Kedua kakak beradik akhirnya sampai di Tacco Bar and Restauran, tempat yang dibilang memiliki menu steak yang enak. Suasananya cukup ramai namun masih ada meja yang kosong untuk Aluna dan Azel duduk. Mereka berdua mengikuti arahan dari pelayan untuk menuju meja kosong yang berada di sisi dekat dengan jendela kaca yang besar.
“Tempatnya bagus ya, Mas.” Ucap Aluna ketika pelayan sudah pergi membawa menu makanan yang mereka pesan. “Nyaman walaupun ramai.”
Azel mengangguk dengan pandangan menyapu ke sekitar. “Iya dan aku tau dari anak-anak.” Yang dimaksud Azel adalah para model di agensinya. “Makanannya juga enak jadi rasanya kamu tidak punya alasan kalau tidak nafsu makan.”

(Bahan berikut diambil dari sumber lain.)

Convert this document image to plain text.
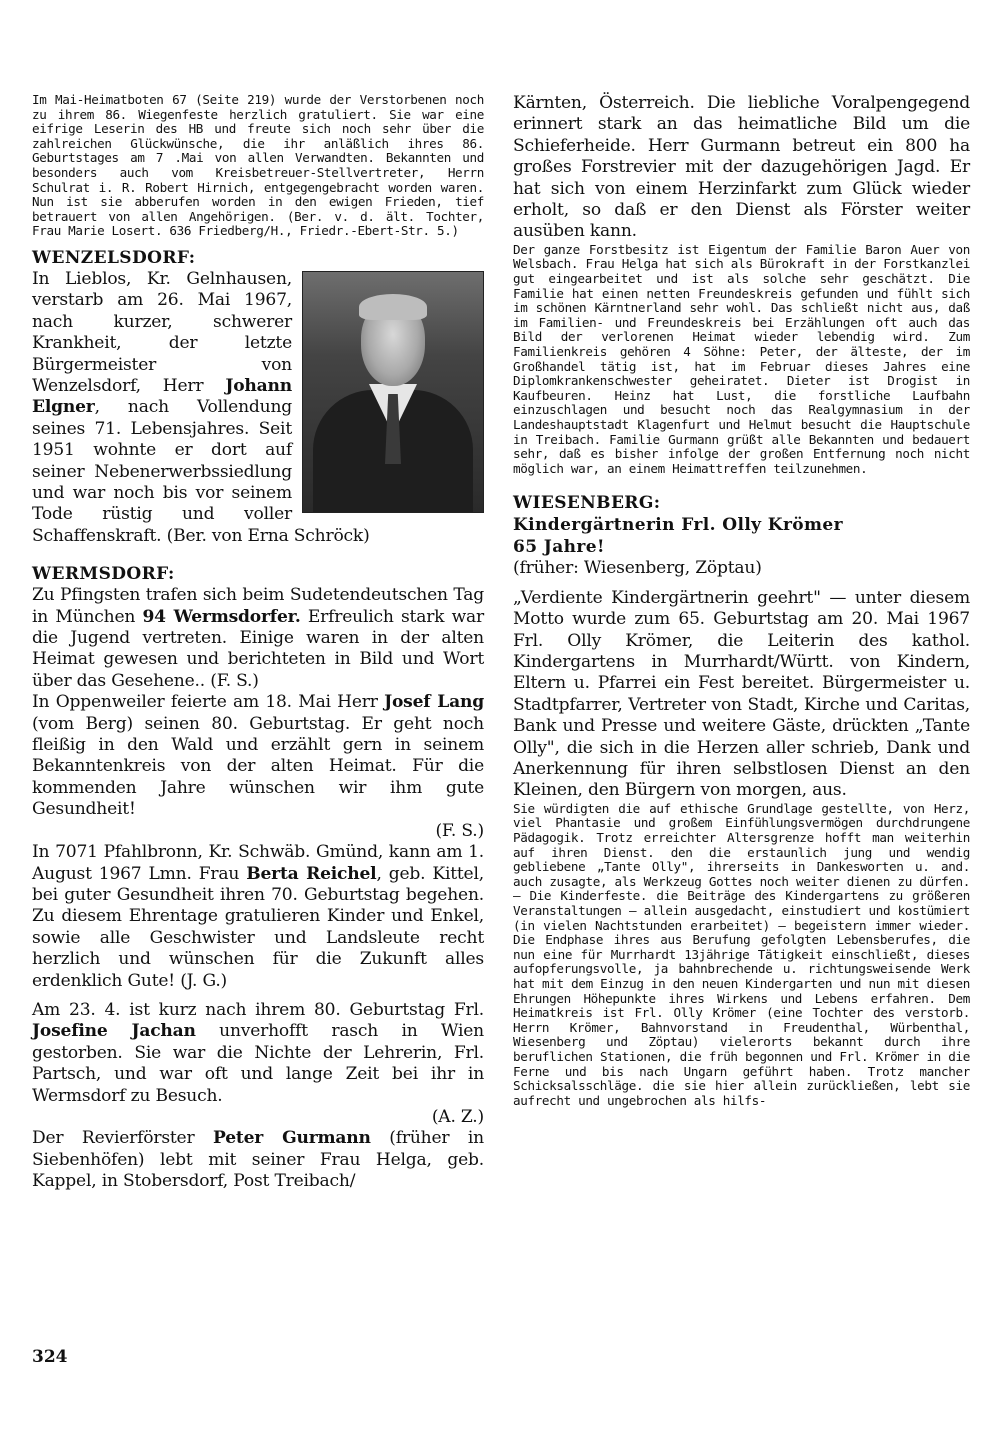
Im Mai-Heimatboten 67 (Seite 219) wurde der Verstorbenen noch zu ihrem 86. Wiegenfeste herzlich gratuliert. Sie war eine eifrige Leserin des HB und freute sich noch sehr über die zahlreichen Glückwünsche, die ihr anläßlich ihres 86. Geburtstages am 7 .Mai von allen Verwandten. Bekannten und besonders auch vom Kreisbetreuer-Stellvertreter, Herrn Schulrat i. R. Robert Hirnich, entgegengebracht worden waren. Nun ist sie abberufen worden in den ewigen Frieden, tief betrauert von allen Angehörigen. (Ber. v. d. ält. Tochter, Frau Marie Losert. 636 Friedberg/H., Friedr.-Ebert-Str. 5.)

WENZELSDORF:
In Lieblos, Kr. Gelnhausen, verstarb am 26. Mai 1967, nach kurzer, schwerer Krankheit, der letzte Bürgermeister von Wenzelsdorf, Herr Johann Elgner, nach Vollendung seines 71. Lebensjahres. Seit 1951 wohnte er dort auf seiner Nebenerwerbssiedlung und war noch bis vor seinem Tode rüstig und voller Schaffenskraft. (Ber. von Erna Schröck)
WERMSDORF:

Zu Pfingsten trafen sich beim Sudetendeutschen Tag in München 94 Wermsdorfer. Erfreulich stark war die Jugend vertreten. Einige waren in der alten Heimat gewesen und berichteten in Bild und Wort über das Gesehene.. (F. S.)

In Oppenweiler feierte am 18. Mai Herr Josef Lang (vom Berg) seinen 80. Geburtstag. Er geht noch fleißig in den Wald und erzählt gern in seinem Bekanntenkreis von der alten Heimat. Für die kommenden Jahre wünschen wir ihm gute Gesundheit!
(F. S.)

In 7071 Pfahlbronn, Kr. Schwäb. Gmünd, kann am 1. August 1967 Lmn. Frau Berta Reichel, geb. Kittel, bei guter Gesundheit ihren 70. Geburtstag begehen. Zu diesem Ehrentage gratulieren Kinder und Enkel, sowie alle Geschwister und Landsleute recht herzlich und wünschen für die Zukunft alles erdenklich Gute! (J. G.)

Am 23. 4. ist kurz nach ihrem 80. Geburtstag Frl. Josefine Jachan unverhofft rasch in Wien gestorben. Sie war die Nichte der Lehrerin, Frl. Partsch, und war oft und lange Zeit bei ihr in Wermsdorf zu Besuch.
(A. Z.)

Der Revierförster Peter Gurmann (früher in Siebenhöfen) lebt mit seiner Frau Helga, geb. Kappel, in Stobersdorf, Post Treibach/

Kärnten, Österreich. Die liebliche Voralpengegend erinnert stark an das heimatliche Bild um die Schieferheide. Herr Gurmann betreut ein 800 ha großes Forstrevier mit der dazugehörigen Jagd. Er hat sich von einem Herzinfarkt zum Glück wieder erholt, so daß er den Dienst als Förster weiter ausüben kann.

Der ganze Forstbesitz ist Eigentum der Familie Baron Auer von Welsbach. Frau Helga hat sich als Bürokraft in der Forstkanzlei gut eingearbeitet und ist als solche sehr geschätzt. Die Familie hat einen netten Freundeskreis gefunden und fühlt sich im schönen Kärntnerland sehr wohl. Das schließt nicht aus, daß im Familien- und Freundeskreis bei Erzählungen oft auch das Bild der verlorenen Heimat wieder lebendig wird. Zum Familienkreis gehören 4 Söhne: Peter, der älteste, der im Großhandel tätig ist, hat im Februar dieses Jahres eine Diplomkrankenschwester geheiratet. Dieter ist Drogist in Kaufbeuren. Heinz hat Lust, die forstliche Laufbahn einzuschlagen und besucht noch das Realgymnasium in der Landeshauptstadt Klagenfurt und Helmut besucht die Hauptschule in Treibach. Familie Gurmann grüßt alle Bekannten und bedauert sehr, daß es bisher infolge der großen Entfernung noch nicht möglich war, an einem Heimattreffen teilzunehmen.

WIESENBERG:
Kindergärtnerin Frl. Olly Krömer
65 Jahre!

(früher: Wiesenberg, Zöptau)

„Verdiente Kindergärtnerin geehrt" — unter diesem Motto wurde zum 65. Geburtstag am 20. Mai 1967 Frl. Olly Krömer, die Leiterin des kathol. Kindergartens in Murrhardt/Württ. von Kindern, Eltern u. Pfarrei ein Fest bereitet. Bürgermeister u. Stadtpfarrer, Vertreter von Stadt, Kirche und Caritas, Bank und Presse und weitere Gäste, drückten „Tante Olly", die sich in die Herzen aller schrieb, Dank und Anerkennung für ihren selbstlosen Dienst an den Kleinen, den Bürgern von morgen, aus.

Sie würdigten die auf ethische Grundlage gestellte, von Herz, viel Phantasie und großem Einfühlungsvermögen durchdrungene Pädagogik. Trotz erreichter Altersgrenze hofft man weiterhin auf ihren Dienst. den die erstaunlich jung und wendig gebliebene „Tante Olly", ihrerseits in Dankesworten u. and. auch zusagte, als Werkzeug Gottes noch weiter dienen zu dürfen. — Die Kinderfeste. die Beiträge des Kindergartens zu größeren Veranstaltungen — allein ausgedacht, einstudiert und kostümiert (in vielen Nachtstunden erarbeitet) — begeistern immer wieder. Die Endphase ihres aus Berufung gefolgten Lebensberufes, die nun eine für Murrhardt 13jährige Tätigkeit einschließt, dieses aufopferungsvolle, ja bahnbrechende u. richtungsweisende Werk hat mit dem Einzug in den neuen Kindergarten und nun mit diesen Ehrungen Höhepunkte ihres Wirkens und Lebens erfahren. Dem Heimatkreis ist Frl. Olly Krömer (eine Tochter des verstorb. Herrn Krömer, Bahnvorstand in Freudenthal, Würbenthal, Wiesenberg und Zöptau) vielerorts bekannt durch ihre beruflichen Stationen, die früh begonnen und Frl. Krömer in die Ferne und bis nach Ungarn geführt haben. Trotz mancher Schicksalsschläge. die sie hier allein zurückließen, lebt sie aufrecht und ungebrochen als hilfs-

324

Disindir demikian membuat gadis itu tersenyum lebar, hingga menampakkan deretan giginya yang rapi. “Asal ditraktir, siapa yang mau nolak.”

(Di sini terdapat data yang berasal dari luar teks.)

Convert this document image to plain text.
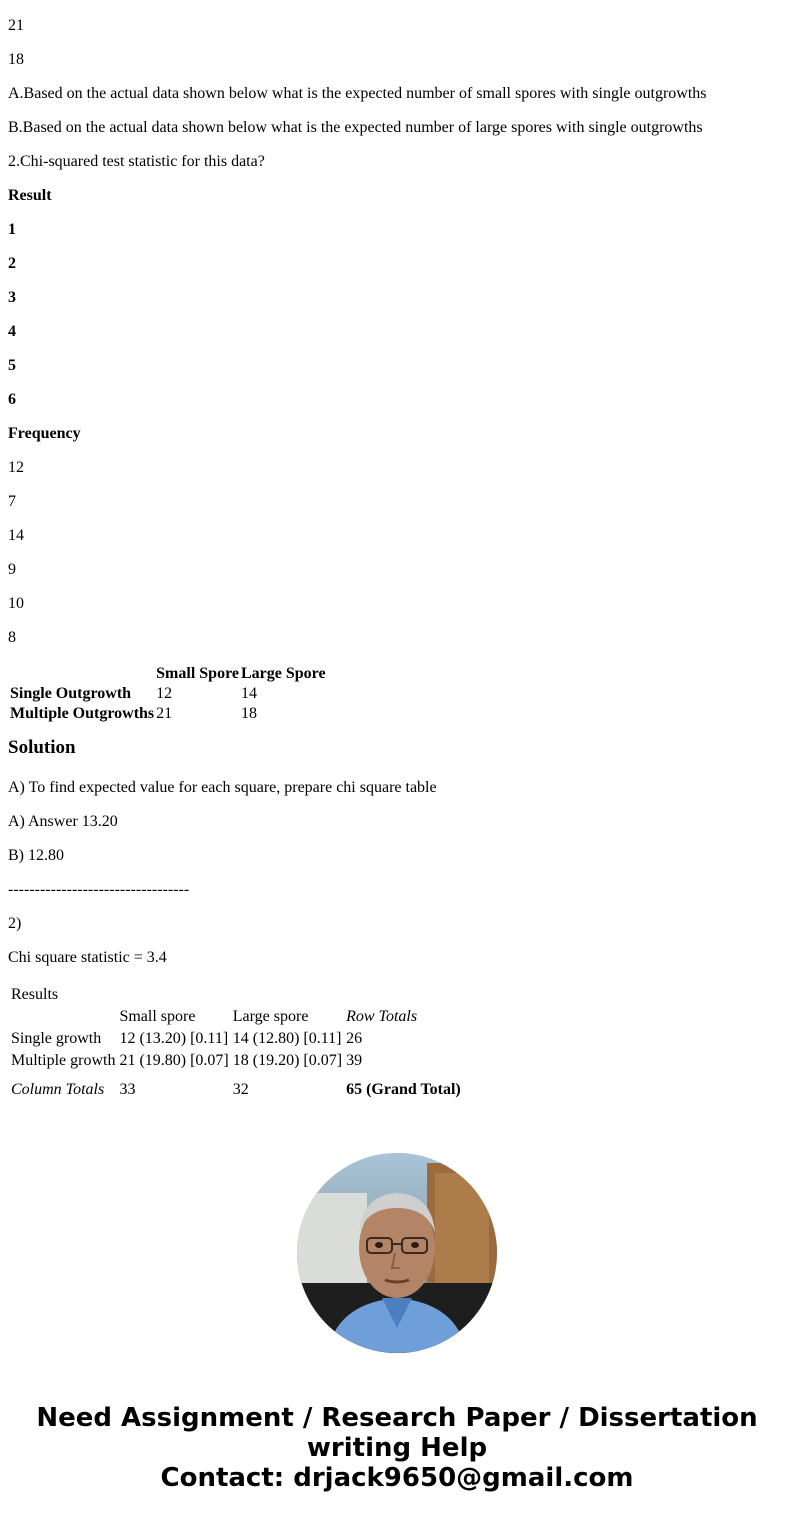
21

18

A.Based on the actual data shown below what is the expected number of small spores with single outgrowths

B.Based on the actual data shown below what is the expected number of large spores with single outgrowths

2.Chi-squared test statistic for this data?

Result

1

2

3

4

5

6

Frequency

12

7

14

9

10

8

	Small Spore	Large Spore
Single Outgrowth	12	14
Multiple Outgrowths	21	18
Solution

A) To find expected value for each square, prepare chi square table

A) Answer 13.20

B) 12.80

----------------------------------

2)

Chi square statistic = 3.4

Results			
	Small spore	Large spore	Row Totals
Single growth	12 (13.20) [0.11]	14 (12.80) [0.11]	26
Multiple growth	21 (19.80) [0.07]	18 (19.20) [0.07]	39
Column Totals	33	32	65 (Grand Total)
Need Assignment / Research Paper / Dissertation
writing Help
Contact: drjack9650@gmail.com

Azel hanya menggeleng mendengar jawaban adiknya. Ponsel dalam saku celananya bergetar sehingga menarik perhatian pria itu untuk melihat.
Aluna sendiri asik menggerakkan badannya, mengikuti alunan musik jazz. Beberapa pengunjung perempuan melemparkan pandangan ke mejanya dan ia yakin itu pasti karena kakaknya. Penampilan Azel memang tidak pernah salah dan selalu memesona. Wajar saja karena pekerjaannya membuat sang kakak memiliki penampilan yang selalu keren. Belum lagi sikapnya yang dingin terkadang mengundang rasa penasaran kaum hawa. Sayang saja pria di hadapannya itu tidak pernah membuka hati setelah mengalami patah hati hebat.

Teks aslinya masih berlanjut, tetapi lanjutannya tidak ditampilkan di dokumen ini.